By Manzanillo Sun Writer From the October 2016 Edition
- 15 servings
- 166 calories per serving
- 1/4 cup margarine
- 1/4 cup milk
- 1/4 cup warm water (110 degrees F/45 degrees C)
- 3 cups all-purpose flour
- 1 1/4 teaspoons active dry yeast
- 1/2 teaspoon salt
- 2 teaspoons anise seed
- 1/4 cup white sugar
- 2 eggs, beaten
- 2 teaspoons orange zest
- 1/4 cup white sugar
- 1/4 cup orange juice
- 1 tablespoon orange zest
- 2 tablespoons white sugar
Heat the milk and the butter together in a medium saucepan, until the butter melts.
Remove from the heat and add them warm water. The mixture should be around 110 degrees F (43 degrees C).
In a large bowl combine 1 cup of the flour, yeast, salt, anise seed and 1/4 cup of the sugar.
Beat in the warm milk mixture then add the eggs and orange zest and beat until well combined.
Stir in 1/2 cup of flour and continue adding more flour until the dough is soft.
Turn the dough out onto a lightly floured surface and knead until smooth and elastic.
Place the dough into a lightly greased bowl cover with plastic wrap and let rise in a warm place until doubled in size. This will take about 1 to 2 hours.
Punch the dough down and shape it into a large round loaf with a round knob on top. Place dough onto a baking sheet, loosely cover with plastic wrap and let rise in a warm place for about 1 hour or until just about doubled in size.
Bake in a preheated 350 degrees F (175 degrees C) oven for about 35 to 45 minutes. Remove from oven let cool slightly then brush with glaze.

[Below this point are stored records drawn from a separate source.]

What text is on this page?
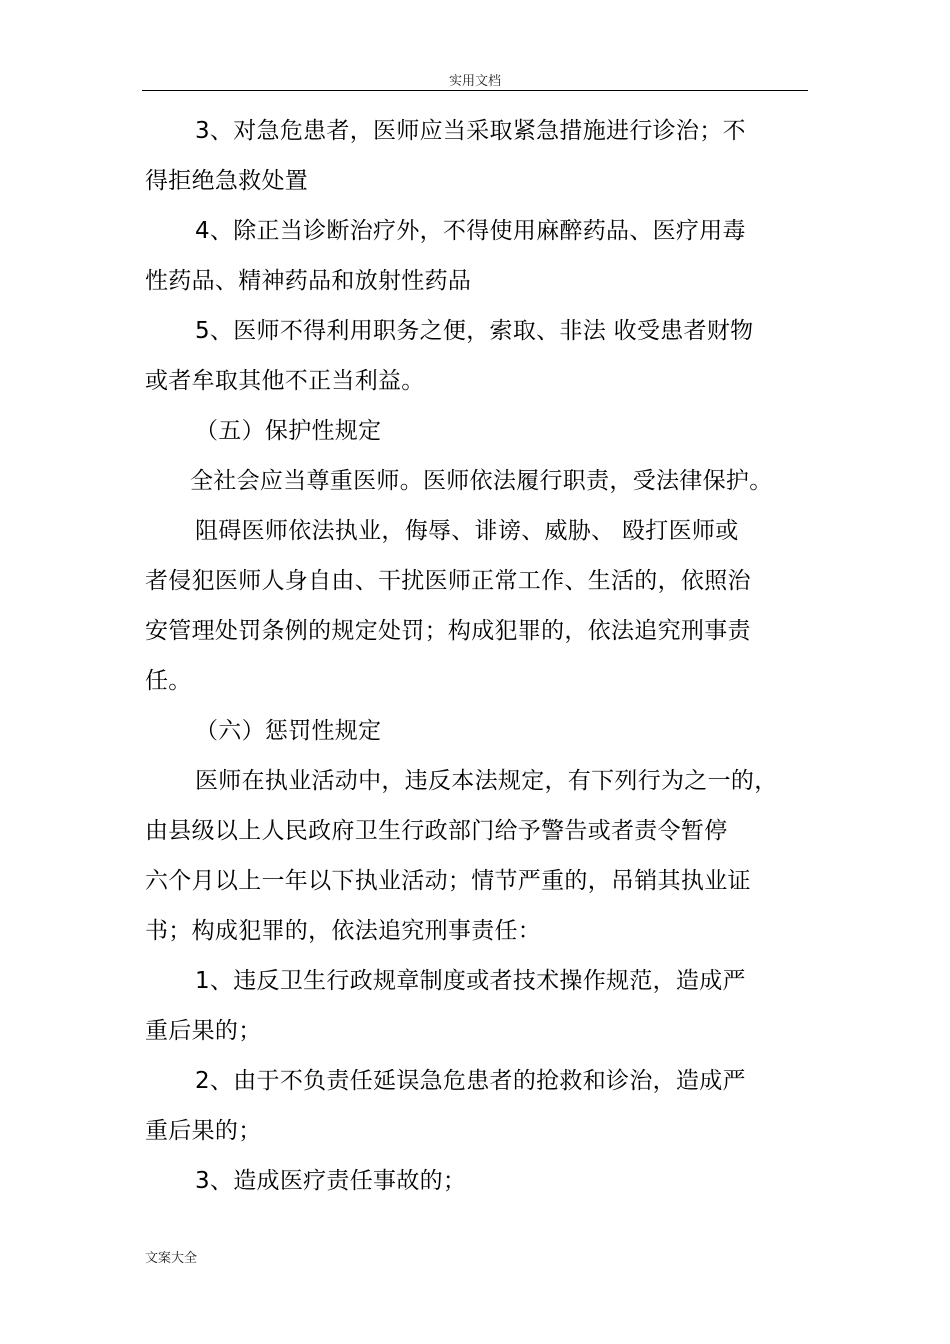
实用文档
3、对急危患者，医师应当采取紧急措施进行诊治；不
得拒绝急救处置
4、除正当诊断治疗外，不得使用麻醉药品、医疗用毒
性药品、精神药品和放射性药品
5、医师不得利用职务之便，索取、非法 收受患者财物
或者牟取其他不正当利益。
（五）保护性规定
全社会应当尊重医师。医师依法履行职责，受法律保护。
阻碍医师依法执业，侮辱、诽谤、威胁、 殴打医师或
者侵犯医师人身自由、干扰医师正常工作、生活的，依照治
安管理处罚条例的规定处罚；构成犯罪的，依法追究刑事责
任。
（六）惩罚性规定
医师在执业活动中，违反本法规定，有下列行为之一的，
由县级以上人民政府卫生行政部门给予警告或者责令暂停
六个月以上一年以下执业活动；情节严重的，吊销其执业证
书；构成犯罪的，依法追究刑事责任：
1、违反卫生行政规章制度或者技术操作规范，造成严
重后果的；
2、由于不负责任延误急危患者的抢救和诊治，造成严
重后果的；
3、造成医疗责任事故的；
文案大全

To make glaze: In a small saucepan combine the 1/4 cup sugar, orange juice and orange zest. Bring to a boil over medium heat and boil for 2 minutes.
Brush over top of bread while still warm. Sprinkle glazed bread with white sugar.
Recipe by Lola source: AllRecipes.com
A bit of history…
Pan de muerto (Spanish for bread of the dead), also called pan de los muertos or dead bread in the United States, is a type of sweet roll traditionally baked in Mexico during the weeks leading up to the Día de Muertos, which is celebrated on November 1 and 2.
It is a sweetened soft bread shaped like a bun, often decorated with bone shaped phalanges pieces. Pan de muerto is eaten on Día de Muertos, at the gravesite or altar of the deceased. In some regions, it is eaten for months before the official celebration of Dia de Muertos.
In Oaxaca, pan de muerto is the same bread that is usually baked, with the addition of decorations. As part of the celebration, loved ones eat pan de muerto as well as the relative’s favorite foods.
The bones represent the departed one (difuntos or difuntas) and there is normally a baked tear drop on the bread to represent god-dess Chimalma’s tears for the living. The bones are represented in a circle to portray the circle of life. The bread is topped with sugar.